Si, en période de crise, être optimiste est une qualité extraordinaire, attention toutefois aux messages relayés par de nombreux sites comme « il faut croire en soi tous les matins », « fais de ton mieux et ça ira » ou encore « pour contempler un arc-en-ciel, il faut endurer la pluie ».

 Quelles conséquences au sein des organisations ?

Dans l’entreprise, de nombreuses décisions sont actées en réunion. Dans ce contexte, différents scénarios peuvent se dérouler, soumis à des effets de groupe qui biaisent le déroulement de la séance et faussent la qualité du consensus. Par effet de normalisation, il est fréquent d’adopter de façon inconsciente des habitudes, des règles informelles ou des comportements partagés par le groupe. Ou encore il nous arrive de nous plier, volontairement, à l’avis de la majorité pour nous conforter dans notre sentiment d’appartenance au groupe ou pour ne pas risquer de s’en distinguer. C’est le conformisme : on s’accorde aux décisions des autres participants même lorsque l’on sait qu’elles sont irrationnelles, irréalistes ou simplement qu’elles ne sont pas les meilleures, parce que se confronter au groupe serait mal perçu. Et on se laisse aisément convaincre par le fait que le groupe et, au-delà, l’organisation, détient forcément la réponse.

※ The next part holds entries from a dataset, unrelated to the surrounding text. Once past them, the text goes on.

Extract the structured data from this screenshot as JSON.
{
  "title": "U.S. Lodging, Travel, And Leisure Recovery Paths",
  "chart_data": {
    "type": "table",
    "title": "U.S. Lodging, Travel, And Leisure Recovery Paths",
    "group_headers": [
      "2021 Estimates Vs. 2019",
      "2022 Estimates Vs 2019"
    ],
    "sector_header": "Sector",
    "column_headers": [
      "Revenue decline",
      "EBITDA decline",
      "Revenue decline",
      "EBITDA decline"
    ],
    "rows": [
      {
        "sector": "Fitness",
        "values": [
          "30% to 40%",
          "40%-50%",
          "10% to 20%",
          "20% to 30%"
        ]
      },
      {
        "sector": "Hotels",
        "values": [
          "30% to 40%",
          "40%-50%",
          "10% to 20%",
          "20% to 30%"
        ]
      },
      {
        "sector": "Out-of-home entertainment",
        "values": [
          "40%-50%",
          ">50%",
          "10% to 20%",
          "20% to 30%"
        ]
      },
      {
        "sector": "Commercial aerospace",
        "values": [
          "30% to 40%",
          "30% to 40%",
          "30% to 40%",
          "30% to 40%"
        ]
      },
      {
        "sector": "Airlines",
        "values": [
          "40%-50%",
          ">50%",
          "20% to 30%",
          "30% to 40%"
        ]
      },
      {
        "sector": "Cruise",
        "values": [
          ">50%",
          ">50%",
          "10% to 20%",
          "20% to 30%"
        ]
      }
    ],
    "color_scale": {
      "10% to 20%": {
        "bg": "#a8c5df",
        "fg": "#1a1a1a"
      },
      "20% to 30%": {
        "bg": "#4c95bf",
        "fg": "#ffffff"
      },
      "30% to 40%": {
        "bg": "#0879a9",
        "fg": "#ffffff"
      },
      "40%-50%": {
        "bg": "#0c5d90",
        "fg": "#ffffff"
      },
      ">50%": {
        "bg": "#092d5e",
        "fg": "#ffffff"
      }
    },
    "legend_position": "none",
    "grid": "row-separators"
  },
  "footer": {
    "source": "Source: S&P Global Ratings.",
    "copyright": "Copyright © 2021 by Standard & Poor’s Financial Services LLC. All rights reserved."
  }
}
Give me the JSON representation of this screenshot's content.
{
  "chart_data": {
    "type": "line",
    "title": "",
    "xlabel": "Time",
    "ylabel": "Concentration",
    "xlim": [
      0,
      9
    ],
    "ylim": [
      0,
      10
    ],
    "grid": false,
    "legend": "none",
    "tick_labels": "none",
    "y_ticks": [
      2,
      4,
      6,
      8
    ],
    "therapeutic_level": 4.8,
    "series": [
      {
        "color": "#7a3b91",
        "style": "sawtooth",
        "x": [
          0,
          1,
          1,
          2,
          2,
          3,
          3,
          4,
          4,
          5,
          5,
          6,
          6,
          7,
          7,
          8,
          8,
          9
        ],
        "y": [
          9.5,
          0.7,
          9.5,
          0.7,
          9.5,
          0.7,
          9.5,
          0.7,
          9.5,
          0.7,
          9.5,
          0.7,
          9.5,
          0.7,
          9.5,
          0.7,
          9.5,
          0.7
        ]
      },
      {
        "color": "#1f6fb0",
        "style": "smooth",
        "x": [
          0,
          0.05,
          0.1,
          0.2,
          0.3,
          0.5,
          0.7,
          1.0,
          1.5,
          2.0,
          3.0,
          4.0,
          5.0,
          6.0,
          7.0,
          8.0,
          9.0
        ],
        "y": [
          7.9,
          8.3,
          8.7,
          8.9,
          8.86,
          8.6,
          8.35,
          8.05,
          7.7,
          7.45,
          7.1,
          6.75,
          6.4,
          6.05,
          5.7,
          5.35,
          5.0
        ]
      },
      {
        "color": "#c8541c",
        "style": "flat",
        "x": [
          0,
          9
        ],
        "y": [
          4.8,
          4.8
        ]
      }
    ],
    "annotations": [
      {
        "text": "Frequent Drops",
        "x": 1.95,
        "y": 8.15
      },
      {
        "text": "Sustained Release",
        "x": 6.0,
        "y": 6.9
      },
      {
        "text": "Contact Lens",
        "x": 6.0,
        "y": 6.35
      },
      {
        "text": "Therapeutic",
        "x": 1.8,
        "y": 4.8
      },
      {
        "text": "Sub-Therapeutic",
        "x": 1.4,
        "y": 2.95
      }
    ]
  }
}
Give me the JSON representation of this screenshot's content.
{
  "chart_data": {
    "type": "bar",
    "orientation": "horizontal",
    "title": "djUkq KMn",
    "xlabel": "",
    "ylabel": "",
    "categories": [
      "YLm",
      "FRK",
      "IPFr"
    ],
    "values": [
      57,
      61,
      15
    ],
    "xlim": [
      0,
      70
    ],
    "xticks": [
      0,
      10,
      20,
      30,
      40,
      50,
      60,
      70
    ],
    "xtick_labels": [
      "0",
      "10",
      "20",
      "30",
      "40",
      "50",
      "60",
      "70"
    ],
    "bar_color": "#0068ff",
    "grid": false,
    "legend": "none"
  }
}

Sous l’égide d’un management autoritaire ou pyramidal, la majorité se rallie parfois à l’autorité, car celle-ci incarne l’organisation. Pourtant, l’intérêt de la concertation collective n’est pas dans l’adoption d’un faux consensus. Il réside dans le partage des compétences et des idées de chacun. La vision des individus dans un groupe composé de profils hétéroclites peut-être très pertinente dans la recherche de solutions.

Le groupe a alors un rôle fondamental, trop souvent négligé : accepter la voix individuelle et faire preuve à son égard d’une écoute active, intéressée. Ne pas catégoriser l’idée originale comme déviante, ne pas la voir comme un danger pour l’organisation. En somme, il revient au groupe de garantir un cadre objectif, productif et de consulter avec intérêt les profils « atypiques ».

Faire preuve de transparence

La qualité du moment décisionnel est d’autant plus fondamentale qu’il est généralement difficile de sortir d’une décision mal pensée. Les individus adhèrent finalement à l’acte de décision lui-même, plutôt qu’aux raisons qui l’ont motivée. C’est ce que Kurt Lewin a appelé « effet de gel », un effet qui nous incite à nous entêter dans l’erreur. Ce qui nous importe d’abord, c’est l’action qui suit et ses résultats. Mais dans ce processus, on ne revient presque jamais en arrière : il apparaît souvent préférable, moins fatigant ou plus économique de poursuivre sur la base d’une mauvaise décision plutôt que d’en remettre en cause les fondements.

Cela est faux. Dans de nombreux cas, il est plus aisé et plus efficace d’admettre nos erreurs et de recommencer. Pas facile lorsque l’on est dirigeant ou manager : risque d’être décrédibilisé auprès de ses équipes, difficulté à se remettre en question et à informer correctement. De fait, une fois l’ego écarté, il faut se pencher sur le vrai problème : comment communiquer et continuer à motiver ses équipes ?

Aujourd’hui, la transparence est de mise. Les collaborateurs attendent des dirigeants un discours clair, honnête, constructif. Ils doivent rester des modèles à suivre et incarner des valeurs auxquelles les salariés peuvent s’identifier. Nier l’erreur ou, pire, la reporter sur les compétences de son équipe reviendrait à se maintenir hors du groupe. Savoir en parler, en revanche, est sûrement la meilleure façon d’avancer avec son équipe.